Today’s moon landing artifact is a hand-knitted sweater (H 63071). This bright blue sweater is ribbed at the waist, neck, and cuffs. The body of the sweater is purled with an image of a white rocket and yellow moon and stars on the chest. The words “Apollo 11” and “USA” have been sewn onto the rocket in grey yarn.
Guinness World Record Holder Gwen Matthewman of Featherstone, Yorkshire, England, knitted this sweater in July 1969, for Neil Armstrong. Her own original design, Matthewman produced this rocket sweater from 40 ounces of wool in six hours. Read more about her and the creation of this sweater in the August 13, 1969, edition of The Australian Women’s Weekly here.
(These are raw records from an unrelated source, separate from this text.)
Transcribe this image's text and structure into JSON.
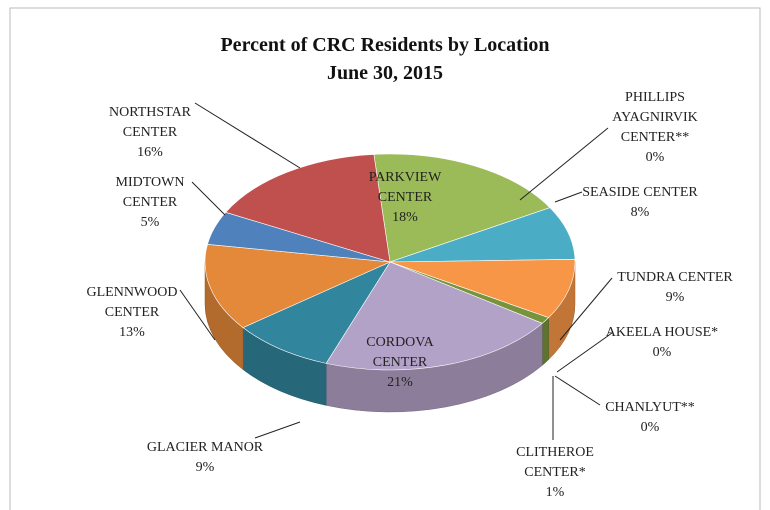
{
  "chart_data": {
    "type": "pie3d",
    "title": "Percent of CRC Residents by Location",
    "subtitle": "June 30, 2015",
    "categories": [
      "PARKVIEW CENTER",
      "PHILLIPS AYAGNIRVIK CENTER**",
      "SEASIDE CENTER",
      "TUNDRA CENTER",
      "AKEELA HOUSE*",
      "CHANLYUT**",
      "CLITHEROE CENTER*",
      "CORDOVA CENTER",
      "GLACIER MANOR",
      "GLENNWOOD CENTER",
      "MIDTOWN CENTER",
      "NORTHSTAR CENTER"
    ],
    "values": [
      18,
      0,
      8,
      9,
      0,
      0,
      1,
      21,
      9,
      13,
      5,
      16
    ],
    "value_labels": [
      "18%",
      "0%",
      "8%",
      "9%",
      "0%",
      "0%",
      "1%",
      "21%",
      "9%",
      "13%",
      "5%",
      "16%"
    ],
    "colors": [
      "#9bbb59",
      "#8064a2",
      "#4bacc6",
      "#f79646",
      "#2c4d75",
      "#772c2a",
      "#77933c",
      "#b3a2c7",
      "#31859c",
      "#e4883a",
      "#4f81bd",
      "#c0504d"
    ]
  }
}
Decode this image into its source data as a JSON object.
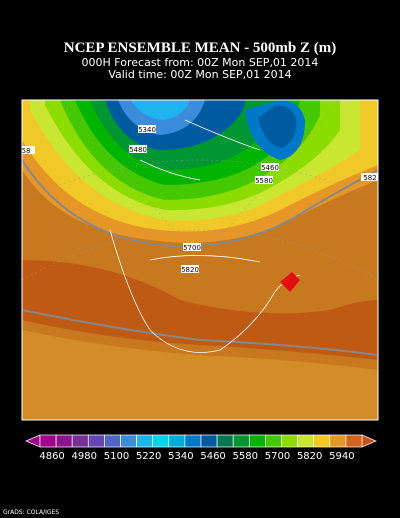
{
  "header": {
    "title": "NCEP ENSEMBLE MEAN - 500mb Z (m)",
    "forecast": "000H Forecast from: 00Z Mon SEP,01 2014",
    "valid": "Valid time: 00Z Mon SEP,01 2014"
  },
  "contour_labels": [
    "5340",
    "5480",
    "5460",
    "5580",
    "5700",
    "5820",
    "58",
    "582"
  ],
  "colorbar": {
    "colors": [
      "#a0008c",
      "#8c148c",
      "#783296",
      "#6446b4",
      "#5064c8",
      "#3c8cdc",
      "#1eb4f0",
      "#00d2f0",
      "#00aadc",
      "#0078c8",
      "#005aa0",
      "#007850",
      "#009632",
      "#00b400",
      "#46c800",
      "#8cdc00",
      "#c8e632",
      "#f0c828",
      "#e69628",
      "#d2641e"
    ],
    "left_color": "#a0008c",
    "right_color": "#c8501e",
    "labels": [
      "4860",
      "4980",
      "5100",
      "5220",
      "5340",
      "5460",
      "5580",
      "5700",
      "5820",
      "5940"
    ]
  },
  "footer": "GrADS: COLA/IGES"
}
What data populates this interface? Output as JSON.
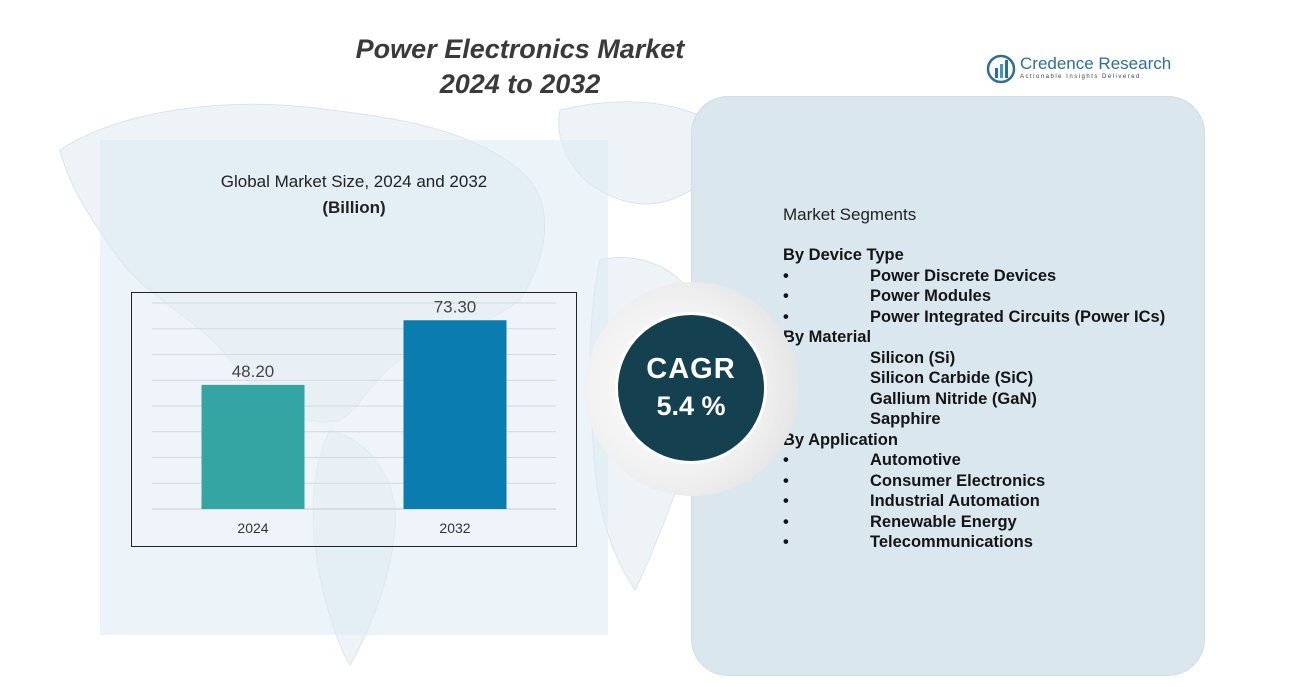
{
  "title": {
    "line1": "Power Electronics Market",
    "line2": "2024 to 2032"
  },
  "logo": {
    "name": "Credence Research",
    "tagline": "Actionable Insights Delivered",
    "brand_color": "#2d6f97"
  },
  "chart_title": {
    "main": "Global Market Size,  2024 and 2032",
    "sub": "(Billion)"
  },
  "chart_data": {
    "type": "bar",
    "categories": [
      "2024",
      "2032"
    ],
    "values": [
      48.2,
      73.3
    ],
    "value_labels": [
      "48.20",
      "73.30"
    ],
    "colors": [
      "#35a5a4",
      "#0a7cb0"
    ],
    "ylim": [
      0,
      80
    ],
    "grid": true,
    "xlabel": "",
    "ylabel": ""
  },
  "cagr": {
    "label": "CAGR",
    "value": "5.4 %",
    "color": "#15404f"
  },
  "segments": {
    "title": "Market Segments",
    "groups": [
      {
        "heading": "By Device Type",
        "items": [
          "Power Discrete Devices",
          "Power Modules",
          "Power Integrated Circuits (Power ICs)"
        ]
      },
      {
        "heading": "By Material",
        "items": [
          "Silicon (Si)",
          "Silicon Carbide (SiC)",
          "Gallium Nitride (GaN)",
          "Sapphire"
        ]
      },
      {
        "heading": "By Application",
        "items": [
          "Automotive",
          "Consumer Electronics",
          "Industrial Automation",
          "Renewable Energy",
          "Telecommunications"
        ]
      }
    ],
    "bullet": "•"
  }
}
Matthewman sent the sweater to NASA at the Manned Spacecraft Center in Houston, TX (now the Lyndon B. Johnson Space Center). Dr. Robert Gilruth, Director of the Manned Spacecraft Center, forwarded the sweater on to Janet Armstrong to give to her husband, Neil. NASA officials thanked Matthewman for her gift and promised that Armstrong would wear the rocket sweater for pictures.
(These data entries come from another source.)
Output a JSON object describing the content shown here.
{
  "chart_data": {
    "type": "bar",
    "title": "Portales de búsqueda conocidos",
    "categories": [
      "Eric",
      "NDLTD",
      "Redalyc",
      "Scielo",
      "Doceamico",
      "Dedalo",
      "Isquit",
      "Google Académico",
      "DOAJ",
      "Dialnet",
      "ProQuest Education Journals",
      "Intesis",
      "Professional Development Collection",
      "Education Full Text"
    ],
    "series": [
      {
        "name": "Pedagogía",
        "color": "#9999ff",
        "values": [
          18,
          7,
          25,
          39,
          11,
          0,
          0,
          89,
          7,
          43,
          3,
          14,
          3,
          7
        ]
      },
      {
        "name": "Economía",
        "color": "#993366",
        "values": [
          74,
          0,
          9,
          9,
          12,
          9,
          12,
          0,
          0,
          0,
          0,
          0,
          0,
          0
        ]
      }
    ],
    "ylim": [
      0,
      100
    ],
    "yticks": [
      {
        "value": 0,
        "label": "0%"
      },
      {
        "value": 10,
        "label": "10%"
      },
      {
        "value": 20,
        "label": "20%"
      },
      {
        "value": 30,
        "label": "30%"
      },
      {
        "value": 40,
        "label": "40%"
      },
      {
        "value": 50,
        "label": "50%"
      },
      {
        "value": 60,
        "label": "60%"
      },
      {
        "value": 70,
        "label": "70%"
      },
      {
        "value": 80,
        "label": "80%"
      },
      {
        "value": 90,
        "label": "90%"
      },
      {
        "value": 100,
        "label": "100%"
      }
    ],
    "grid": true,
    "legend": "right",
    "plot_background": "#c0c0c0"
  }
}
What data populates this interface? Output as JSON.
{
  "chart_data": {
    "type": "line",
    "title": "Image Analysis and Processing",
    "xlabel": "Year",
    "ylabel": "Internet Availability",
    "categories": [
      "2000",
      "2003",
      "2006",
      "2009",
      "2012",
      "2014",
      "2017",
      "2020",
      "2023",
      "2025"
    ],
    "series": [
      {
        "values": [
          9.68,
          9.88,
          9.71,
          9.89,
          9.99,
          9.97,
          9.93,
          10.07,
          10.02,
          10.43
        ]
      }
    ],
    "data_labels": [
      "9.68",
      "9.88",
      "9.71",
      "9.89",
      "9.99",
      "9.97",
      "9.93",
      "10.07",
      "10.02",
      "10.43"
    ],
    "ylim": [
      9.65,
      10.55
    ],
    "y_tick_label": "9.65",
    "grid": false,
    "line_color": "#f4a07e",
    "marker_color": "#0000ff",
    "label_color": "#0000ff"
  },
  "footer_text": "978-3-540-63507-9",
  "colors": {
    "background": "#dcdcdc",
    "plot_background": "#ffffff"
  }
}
Strangely enough, this is not the only sweater in the Ohio History Connection created to commemorate the moon landing. H 63214 is a white child’s sweater knitted with Armstrong’s famous words, “One small step for a man, one giant leap for mankind.” The creation of these sweaters indicates the cultural extent the moon landing had on the public internationally.